Siebe Bruining en zijn vrouw Ruurdje woonden in de jaren '40 in Akkerwoude. Hier werd het echtpaar gevraagd om plaats te bieden aan enkele onderduikers. Ondanks dat het tweetal dit eigenlijk niet zag zitten, gaven ze toe. Naast het echtpaar zelf, en de mannen die de onderduikers bij hen hadden gebracht, wist niemand van de geheime bezoekers. Zelfs de broer van Bruning wist van niets. 

Het echtpaar en de onderduikers werden verraden door de man die het onderduikadres had geregeld. Frans Vergonet, de man die het echtpaar en hun bezoekers had verraden, werd later door het verzet geliquideerd. 

In de cel

De onderduikers van de familie Bruning werden opgepakt en overgebracht naar kamp Westerbork. Bruning belandde in de gevangenis in Leeuwarden. Hij deelde daar een cel met twee anderen.

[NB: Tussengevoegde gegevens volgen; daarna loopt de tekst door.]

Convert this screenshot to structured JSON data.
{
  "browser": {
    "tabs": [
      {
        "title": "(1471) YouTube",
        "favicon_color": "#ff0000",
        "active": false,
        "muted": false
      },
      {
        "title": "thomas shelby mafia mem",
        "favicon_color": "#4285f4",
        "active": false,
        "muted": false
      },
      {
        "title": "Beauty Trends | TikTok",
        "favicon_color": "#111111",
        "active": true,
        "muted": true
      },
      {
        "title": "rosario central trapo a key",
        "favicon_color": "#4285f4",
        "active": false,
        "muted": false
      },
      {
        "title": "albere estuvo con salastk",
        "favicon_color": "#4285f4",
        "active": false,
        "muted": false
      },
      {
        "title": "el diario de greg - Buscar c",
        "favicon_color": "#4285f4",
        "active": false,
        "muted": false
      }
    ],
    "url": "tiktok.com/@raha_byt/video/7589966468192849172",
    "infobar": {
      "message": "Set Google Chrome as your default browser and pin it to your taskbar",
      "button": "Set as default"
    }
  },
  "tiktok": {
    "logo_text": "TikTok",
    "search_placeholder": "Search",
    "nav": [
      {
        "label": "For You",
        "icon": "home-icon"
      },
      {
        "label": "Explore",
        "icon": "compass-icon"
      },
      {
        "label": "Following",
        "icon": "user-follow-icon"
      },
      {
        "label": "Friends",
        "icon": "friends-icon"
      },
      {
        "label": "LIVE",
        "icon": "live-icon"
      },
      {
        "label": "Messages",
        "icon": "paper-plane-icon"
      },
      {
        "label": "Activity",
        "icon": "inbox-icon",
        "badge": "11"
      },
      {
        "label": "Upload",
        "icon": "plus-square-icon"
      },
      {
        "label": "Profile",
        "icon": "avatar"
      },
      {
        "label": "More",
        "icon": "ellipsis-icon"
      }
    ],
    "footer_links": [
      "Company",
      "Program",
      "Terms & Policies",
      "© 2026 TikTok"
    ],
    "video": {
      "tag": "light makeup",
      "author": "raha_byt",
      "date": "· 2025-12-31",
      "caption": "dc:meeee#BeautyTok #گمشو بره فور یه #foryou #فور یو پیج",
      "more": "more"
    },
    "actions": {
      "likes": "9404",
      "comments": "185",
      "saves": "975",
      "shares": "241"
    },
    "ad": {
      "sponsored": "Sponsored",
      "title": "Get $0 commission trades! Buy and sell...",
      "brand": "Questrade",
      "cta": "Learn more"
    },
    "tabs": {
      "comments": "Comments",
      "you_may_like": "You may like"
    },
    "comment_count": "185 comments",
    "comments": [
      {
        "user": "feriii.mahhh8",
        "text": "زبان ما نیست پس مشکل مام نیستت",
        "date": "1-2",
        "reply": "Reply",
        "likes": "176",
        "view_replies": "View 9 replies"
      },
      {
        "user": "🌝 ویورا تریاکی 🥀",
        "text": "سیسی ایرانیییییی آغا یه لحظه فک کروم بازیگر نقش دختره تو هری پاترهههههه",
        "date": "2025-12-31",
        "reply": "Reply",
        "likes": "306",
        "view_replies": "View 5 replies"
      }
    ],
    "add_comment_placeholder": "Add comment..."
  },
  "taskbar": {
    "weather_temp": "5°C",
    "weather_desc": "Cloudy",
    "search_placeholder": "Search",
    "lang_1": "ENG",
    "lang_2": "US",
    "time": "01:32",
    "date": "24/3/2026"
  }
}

Deze personen vroegen Bruning het hemd van het lijf, maar hij vertrouwde ze niet en vertelde hen niets over het verzet in Akkerwoude en omgeving. 

Uiteindelijk kwam Bruning vrij doordat een van zijn dochters een commandant kende. Deze kocht ze om met drank en koffie. 

In 1944 kwam Bruning om het leven, toen er in Akkerwoude een razzia plaatsvond. De Duitsers riepen hem toe dat hij moest afstappen, maar waarschijnlijk hoorde hij dat niet. Bruning was een beetje doof waardoor het bevel waarschijnlijk niet door hem was gehoord. Toen hij niet afstapte, werd hij doodgeschoten.

 

Yad Vashem

Kleinzoon Simon Wiersma heeft er jaren later voor gezorgd dat Siebe en zijn vrouw postuum een Yad Vashem-onderscheiding hebben gekregen. In 2017 is de onderscheiding voor hulp aan Joden uitgereikt aan Wiersma. 

Om dat voor elkaar te krijgen heeft hij via verschillende archieven veel informatie opgezocht over zijn opa. De Friese journalist en nazi-jager Jack Kooistra was één van zijn bronnen. Kooistra was er ook bij aanwezig toen de Yad Vashem-onderscheiding werd uitgereikt.